- Born: March 27, 1968
- Died: April 2, 2014 (aged 46) Seattle, Washington, US
- Occupations: Author, professor, historian
- Awards: Lillian Smith Book Award

Academic background
- Alma mater: University of Pennsylvania, Yale University

Academic work
- Discipline: Historian
- Sub-discipline: Feminist history
- Notable works: Closer to Freedom: Enslaved Women and Everyday Resistance in the Plantation South

= Stephanie Camp =

American feminist historian

Stephanie M. Camp (March 27, 1968 – April 2, 2014) was an American feminist historian. Her book, Closer to Freedom: Enslaved Women and Everyday Resistance in the Plantation South (2004), led to a new understanding of how enslaved women resisted their captivity in the 1800s.

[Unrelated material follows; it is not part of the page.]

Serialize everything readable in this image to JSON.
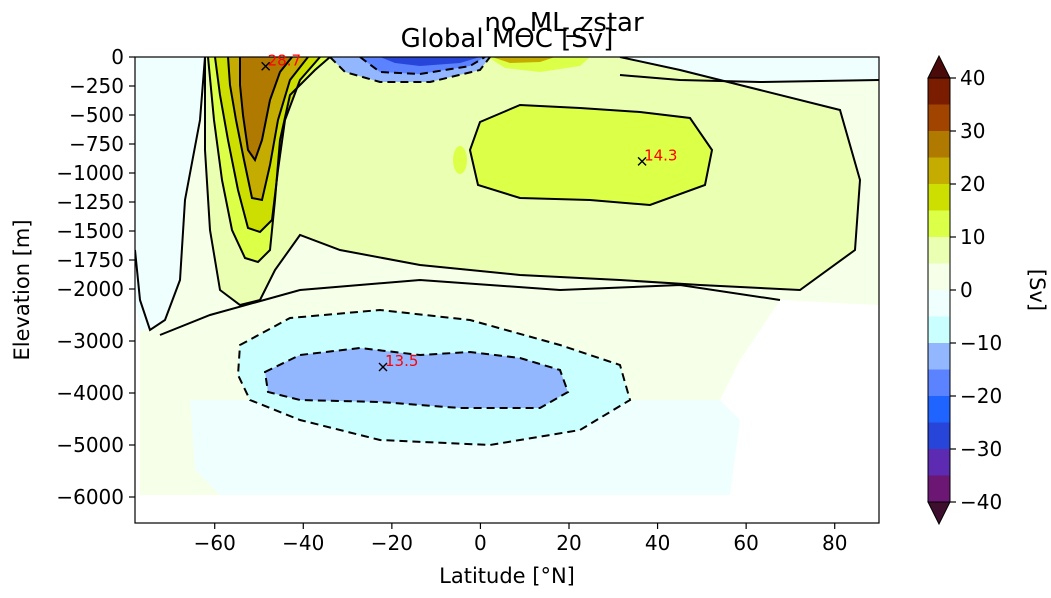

The book won a Lillian Smith Book Award and received an honorable mention from the John Hope Franklin Prize; it was shortlisted for the Washington State Book Award.

She co-edited an anthology, New Studies in the History of American Slavery (2006), which was inspired by a symposium she organized at the University of Washington in 2002 called "New Studies in American Slavery", as well as a follow-up symposium organized by Herman Bennett at Rutgers University.

Camp grew up in Philadelphia, Pennsylvania, where she attended H.C. Lea Elementary School and graduated from Philadelphia High School for Girls. She earned her bachelor's and doctoral degrees from the University of Pennsylvania and her master's degree from Yale University. She worked from 2008 to 2010 as an associate professor at Rice University, and then until her death she worked as a professor at the University of Washington.

In 2007, Camp and a graduate student at the University of Washington organized a protest about Woodland Park Zoo's Maasai Journey program, which featured Maasai cultural elements in a zoo setting; Camp argued that it referenced a time when African people were grouped together with animals at world fairs.

==Death==
She died of cancer in Seattle on April 2, 2014, aged 46. Shortly before her death she had begun to work on a book about race and beauty.